Vietnam’s Ministry of Foreign Affairs (MOFA) has warned China to withdraw its drilling rig from the disputed sector of the South China Sea. China quickly responded that the rig was not located in the disputed waters and urged Vietnam to meet it half way in resolving the issue. 

MOFA has been tracking the movement of the controversial oil rig Haiyang Shiyou 981 since an incident in 2014 where China parked the oil rig in waters that Vietnam considers its own causing the worst breakdown in relationship between the two countries in decades.

The Vietnamese ministry claims that on January 16, 2016, China’s HYSY 981 drilling rig moved to an area in the South China Sea where the jurisdiction is unclear.

According to the ministry, the rig moved to a position about 21.4 nautical miles to the east of the assumed median line, between the two baselines of Vietnam and China, prompting a MOFA representative to meet with a representative of the Chinese Embassy in Hanoi and express his concerns over the rig’s move.

MOFA Spokesperson Le Hai Binh said: “The area into which HYSY 981 oil rig moved is an overlapping area between the two continental shelves of Central Vietnam and China’s Hainan Island. This area has not yet been delimited.
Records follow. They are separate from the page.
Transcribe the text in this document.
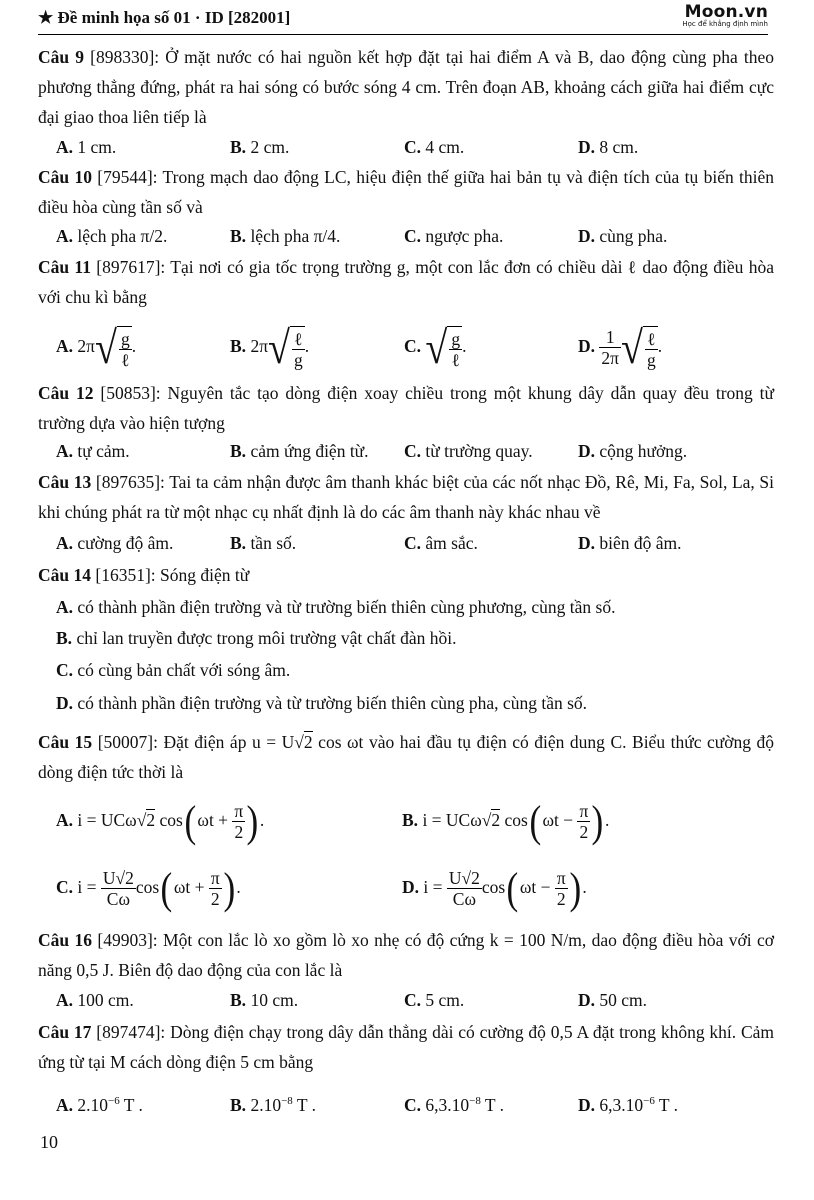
★ Đề minh họa số 01 · ID [282001]	Moon.vn
Học để khẳng định mình
Câu 9 [898330]: Ở mặt nước có hai nguồn kết hợp đặt tại hai điểm A và B, dao động cùng pha theo phương thẳng đứng, phát ra hai sóng có bước sóng 4 cm. Trên đoạn AB, khoảng cách giữa hai điểm cực đại giao thoa liên tiếp là
A. 1 cm.	B. 2 cm.	C. 4 cm.	D. 8 cm.
Câu 10 [79544]: Trong mạch dao động LC, hiệu điện thế giữa hai bản tụ và điện tích của tụ biến thiên điều hòa cùng tần số và
A. lệch pha π/2.	B. lệch pha π/4.	C. ngược pha.	D. cùng pha.
Câu 11 [897617]: Tại nơi có gia tốc trọng trường g, một con lắc đơn có chiều dài ℓ dao động điều hòa với chu kì bằng
A. $2\pi√ \frac{g}{\text{ℓ}}$ .	B. $2\pi√ \frac{\text{ℓ}}{g}$ .	C. √ $\frac{g}{\text{ℓ}}$ .	D. $\frac{1}{2\pi}$ √ $\frac{\text{ℓ}}{g}$ .
Câu 12 [50853]: Nguyên tắc tạo dòng điện xoay chiều trong một khung dây dẫn quay đều trong từ trường dựa vào hiện tượng
A. tự cảm.	B. cảm ứng điện từ. C. từ trường quay.	D. cộng hưởng.
Câu 13 [897635]: Tai ta cảm nhận được âm thanh khác biệt của các nốt nhạc Đồ, Rê, Mi, Fa, Sol, La, Si khi chúng phát ra từ một nhạc cụ nhất định là do các âm thanh này khác nhau về
A. cường độ âm.	B. tần số.	C. âm sắc.	D. biên độ âm.
Câu 14 [16351]: Sóng điện từ
A. có thành phần điện trường và từ trường biến thiên cùng phương, cùng tần số.
B. chỉ lan truyền được trong môi trường vật chất đàn hồi.
C. có cùng bản chất với sóng âm.
D. có thành phần điện trường và từ trường biến thiên cùng pha, cùng tần số.
Câu 15 [50007]: Đặt điện áp u = U√2 cos ωt vào hai đầu tụ điện có điện dung C. Biểu thức cường độ dòng điện tức thời là
A. i = UCω√2 $\cos(\omega t + \frac{\pi}{2}$ ).	B. i = UCω√2 $\cos(\omega t - \frac{\pi}{2}$ ).
C. $i = \frac{U√2}{C\omega} \cos(\omega t + \frac{\pi}{2}$ ).	D. $i = \frac{U√2}{C\omega} \cos(\omega t - \frac{\pi}{2}$ ).
Câu 16 [49903]: Một con lắc lò xo gồm lò xo nhẹ có độ cứng k = 100 N/m, dao động điều hòa với cơ năng 0,5 J. Biên độ dao động của con lắc là
A. 100 cm.	B. 10 cm.	C. 5 cm.	D. 50 cm.
Câu 17 [897474]: Dòng điện chạy trong dây dẫn thẳng dài có cường độ 0,5 A đặt trong không khí. Cảm ứng từ tại M cách dòng điện 5 cm bằng
A. $2.10^{-6}$ T .	B. $2.10^{-8}$ T .	C. $6,3.10^{-8}$ T .	D. $6,3.10^{-6}$ T .
10
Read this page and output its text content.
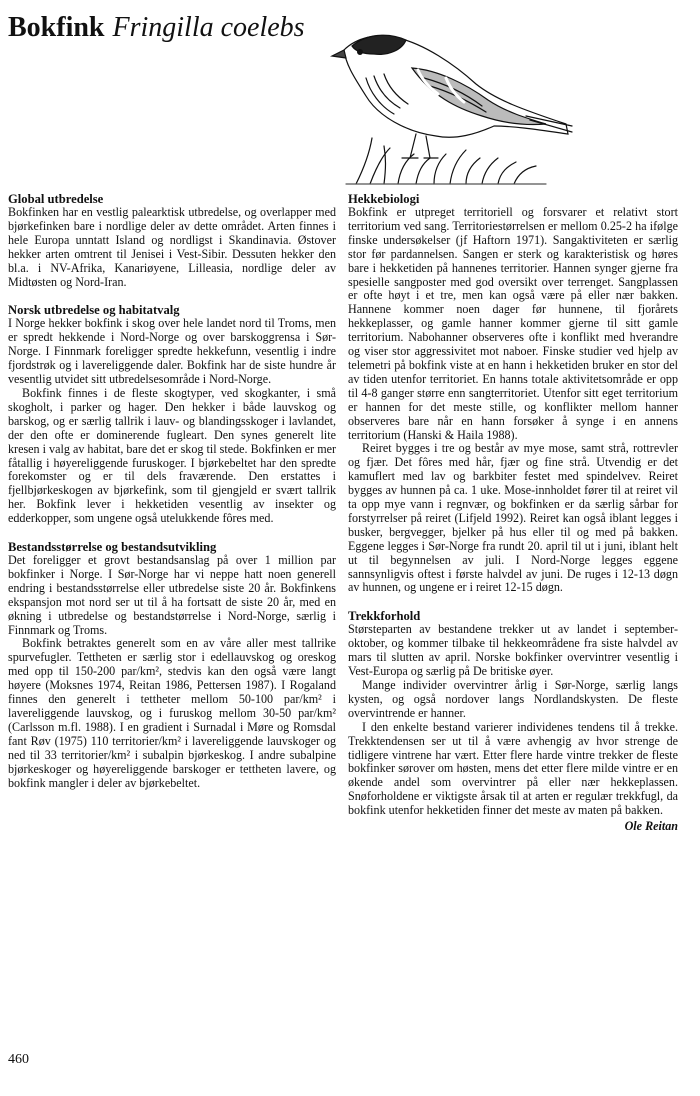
Bokfink Fringilla coelebs

Global utbredelse

Bokfinken har en vestlig palearktisk utbredelse, og overlapper med bjørkefinken bare i nordlige deler av dette området. Arten finnes i hele Europa unntatt Island og nordligst i Skandinavia. Østover hekker arten omtrent til Jenisei i Vest-Sibir. Dessuten hekker den bl.a. i NV-Afrika, Kanariøyene, Lilleasia, nordlige deler av Midtøsten og Nord-Iran.

Norsk utbredelse og habitatvalg

I Norge hekker bokfink i skog over hele landet nord til Troms, men er spredt hekkende i Nord-Norge og over barskoggrensa i Sør-Norge. I Finnmark foreligger spredte hekkefunn, vesentlig i indre fjordstrøk og i lavereliggende daler. Bokfink har de siste hundre år vesentlig utvidet sitt utbredelsesområde i Nord-Norge.

Bokfink finnes i de fleste skogtyper, ved skogkanter, i små skogholt, i parker og hager. Den hekker i både lauvskog og barskog, og er særlig tallrik i lauv- og blandingsskoger i lavlandet, der den ofte er dominerende fugleart. Den synes generelt lite kresen i valg av habitat, bare det er skog til stede. Bokfinken er mer fåtallig i høyereliggende furuskoger. I bjørkebeltet har den spredte forekomster og er til dels fraværende. Den erstattes i fjellbjørkeskogen av bjørkefink, som til gjengjeld er svært tallrik her. Bokfink lever i hekketiden vesentlig av insekter og edderkopper, som ungene også utelukkende fôres med.

Bestandsstørrelse og bestandsutvikling

Det foreligger et grovt bestandsanslag på over 1 million par bokfinker i Norge. I Sør-Norge har vi neppe hatt noen generell endring i bestandsstørrelse eller utbredelse siste 20 år. Bokfinkens ekspansjon mot nord ser ut til å ha fortsatt de siste 20 år, med en økning i utbredelse og bestandstørrelse i Nord-Norge, særlig i Finnmark og Troms.

Bokfink betraktes generelt som en av våre aller mest tallrike spurvefugler. Tettheten er særlig stor i edellauvskog og oreskog med opp til 150-200 par/km², stedvis kan den også være langt høyere (Moksnes 1974, Reitan 1986, Pettersen 1987). I Rogaland finnes den generelt i tettheter mellom 50-100 par/km² i lavereliggende lauvskog, og i furuskog mellom 30-50 par/km² (Carlsson m.fl. 1988). I en gradient i Surnadal i Møre og Romsdal fant Røv (1975) 110 territorier/km² i lavereliggende lauvskoger og ned til 33 territorier/km² i subalpin bjørkeskog. I andre subalpine bjørkeskoger og høyereliggende barskoger er tettheten lavere, og bokfink mangler i deler av bjørkebeltet.

Hekkebiologi

Bokfink er utpreget territoriell og forsvarer et relativt stort territorium ved sang. Territoriestørrelsen er mellom 0.25-2 ha ifølge finske undersøkelser (jf Haftorn 1971). Sangaktiviteten er særlig stor før pardannelsen. Sangen er sterk og karakteristisk og høres bare i hekketiden på hannenes territorier. Hannen synger gjerne fra spesielle sangposter med god oversikt over terrenget. Sangplassen er ofte høyt i et tre, men kan også være på eller nær bakken. Hannene kommer noen dager før hunnene, til fjorårets hekkeplasser, og gamle hanner kommer gjerne til sitt gamle territorium. Nabohanner observeres ofte i konflikt med hverandre og viser stor aggressivitet mot naboer. Finske studier ved hjelp av telemetri på bokfink viste at en hann i hekketiden bruker en stor del av tiden utenfor territoriet. En hanns totale aktivitetsområde er opp til 4-8 ganger større enn sangterritoriet. Utenfor sitt eget territorium er hannen for det meste stille, og konflikter mellom hanner observeres bare når en hann forsøker å synge i en annens territorium (Hanski & Haila 1988).

Reiret bygges i tre og består av mye mose, samt strå, rottrevler og fjær. Det fôres med hår, fjær og fine strå. Utvendig er det kamuflert med lav og barkbiter festet med spindelvev. Reiret bygges av hunnen på ca. 1 uke. Mose-innholdet fører til at reiret vil ta opp mye vann i regnvær, og bokfinken er da særlig sårbar for forstyrrelser på reiret (Lifjeld 1992). Reiret kan også iblant legges i busker, bergvegger, bjelker på hus eller til og med på bakken. Eggene legges i Sør-Norge fra rundt 20. april til ut i juni, iblant helt ut til begynnelsen av juli. I Nord-Norge legges eggene sannsynligvis oftest i første halvdel av juni. De ruges i 12-13 døgn av hunnen, og ungene er i reiret 12-15 døgn.

Trekkforhold

Størsteparten av bestandene trekker ut av landet i september-oktober, og kommer tilbake til hekkeområdene fra siste halvdel av mars til slutten av april. Norske bokfinker overvintrer vesentlig i Vest-Europa og særlig på De britiske øyer.

Mange individer overvintrer årlig i Sør-Norge, særlig langs kysten, og også nordover langs Nordlandskysten. De fleste overvintrende er hanner.

I den enkelte bestand varierer individenes tendens til å trekke. Trekktendensen ser ut til å være avhengig av hvor strenge de tidligere vintrene har vært. Etter flere harde vintre trekker de fleste bokfinker sørover om høsten, mens det etter flere milde vintre er en økende andel som overvintrer på eller nær hekkeplassen. Snøforholdene er viktigste årsak til at arten er regulær trekkfugl, da bokfink utenfor hekketiden finner det meste av maten på bakken.

Ole Reitan

460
“Vietnam requests China not to conduct drilling activities and to withdraw the HYSY 981 oil rig from this area. Vietnam reserves all of its legal rights and interests in the area in accordance with international law, including the 1982 UNCLOS, and relevant international practices.”

According to Reuters, as a response to Vietnam’s claims, China’s Foreign Ministry spokesman Hong Lei told a daily news briefing: “According to what is understood, China’s Haiyang Shiyou 981 drilling platform is operating in Chinese-controlled waters that are completely undisputed.” 

“We hope the Vietnamese side can view this calmly, meet China half way and jointly work hard to appropriately handle relevant maritime issues.”